Il résulte de ce qui précède que la société JNM est fondée à demander la décharge des impositions en litige.
Sur les frais liés au litige :
Il y a lieu, dans les circonstances de l’espèce, de faire application de l’article L. 761-1 du code de justice administrative et de mettre à la charge de l’Etat une somme de 1 500 euros au titre des frais exposés par la société JNM et non compris dans les dépens.
D E C I D E :
Article 1er : La société JNM est déchargée, en droits et pénalités, des rappels de taxe sur la valeur ajoutée qui lui ont été notifiés au titre de la période allant du 1er juillet 2012 au 30 juin 2015.
Article 2 : L’État versera à la société JNM la somme de 1 500 euros au titre de l’article L. 761-1 du code de justice administrative.

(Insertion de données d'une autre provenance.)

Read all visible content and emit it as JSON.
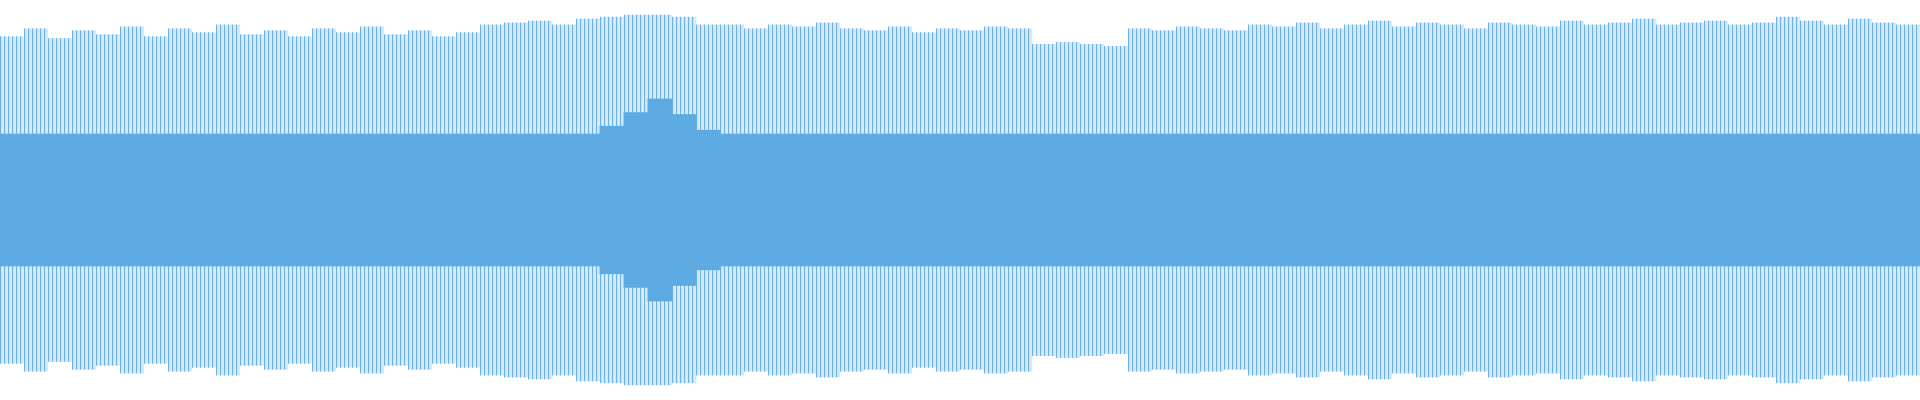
{
  "waveform": {
    "color": "#5dabe2",
    "peaks": [
      0.84,
      0.88,
      0.83,
      0.87,
      0.85,
      0.89,
      0.84,
      0.88,
      0.86,
      0.9,
      0.85,
      0.87,
      0.84,
      0.88,
      0.86,
      0.89,
      0.85,
      0.87,
      0.84,
      0.86,
      0.9,
      0.91,
      0.92,
      0.9,
      0.93,
      0.94,
      0.95,
      0.95,
      0.94,
      0.9,
      0.9,
      0.88,
      0.9,
      0.89,
      0.91,
      0.88,
      0.87,
      0.89,
      0.86,
      0.88,
      0.87,
      0.89,
      0.88,
      0.8,
      0.81,
      0.8,
      0.79,
      0.88,
      0.87,
      0.89,
      0.88,
      0.87,
      0.9,
      0.89,
      0.91,
      0.88,
      0.9,
      0.92,
      0.89,
      0.91,
      0.9,
      0.88,
      0.91,
      0.9,
      0.89,
      0.92,
      0.9,
      0.91,
      0.93,
      0.9,
      0.91,
      0.92,
      0.9,
      0.91,
      0.94,
      0.92,
      0.9,
      0.93,
      0.91,
      0.9
    ],
    "rms": [
      0.34,
      0.34,
      0.34,
      0.34,
      0.34,
      0.34,
      0.34,
      0.34,
      0.34,
      0.34,
      0.34,
      0.34,
      0.34,
      0.34,
      0.34,
      0.34,
      0.34,
      0.34,
      0.34,
      0.34,
      0.34,
      0.34,
      0.34,
      0.34,
      0.34,
      0.38,
      0.45,
      0.52,
      0.44,
      0.36,
      0.34,
      0.34,
      0.34,
      0.34,
      0.34,
      0.34,
      0.34,
      0.34,
      0.34,
      0.34,
      0.34,
      0.34,
      0.34,
      0.34,
      0.34,
      0.34,
      0.34,
      0.34,
      0.34,
      0.34,
      0.34,
      0.34,
      0.34,
      0.34,
      0.34,
      0.34,
      0.34,
      0.34,
      0.34,
      0.34,
      0.34,
      0.34,
      0.34,
      0.34,
      0.34,
      0.34,
      0.34,
      0.34,
      0.34,
      0.34,
      0.34,
      0.34,
      0.34,
      0.34,
      0.34,
      0.34,
      0.34,
      0.34,
      0.34,
      0.34
    ]
  }
}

Article 3 : Le présent jugement sera notifié à la société à responsabilité simplifiée JNM et à l’administrateur général des finances publiques en charge de la direction spécialisée de contrôle fiscal Ile-de-France.
Délibéré après l’audience du 15 avril 2026, à laquelle siégeaient :
M. Le Broussois, président,
M. Meyrignac, premier conseiller,
Mme Jean, première conseillère.
Rendu public par mise à disposition au greffe le 29 avril 2026.
La rapporteure,
A. Jean
Le président,
N. Le Broussois
La greffière,
C. Rouillard
La République mande et ordonne au ministre de l’action et des comptes publics en ce qui le concerne ou à tous commissaires de justice à ce requis en ce qui concerne les voies de droit commun contre les parties privées de pourvoir à l’exécution du présent jugement.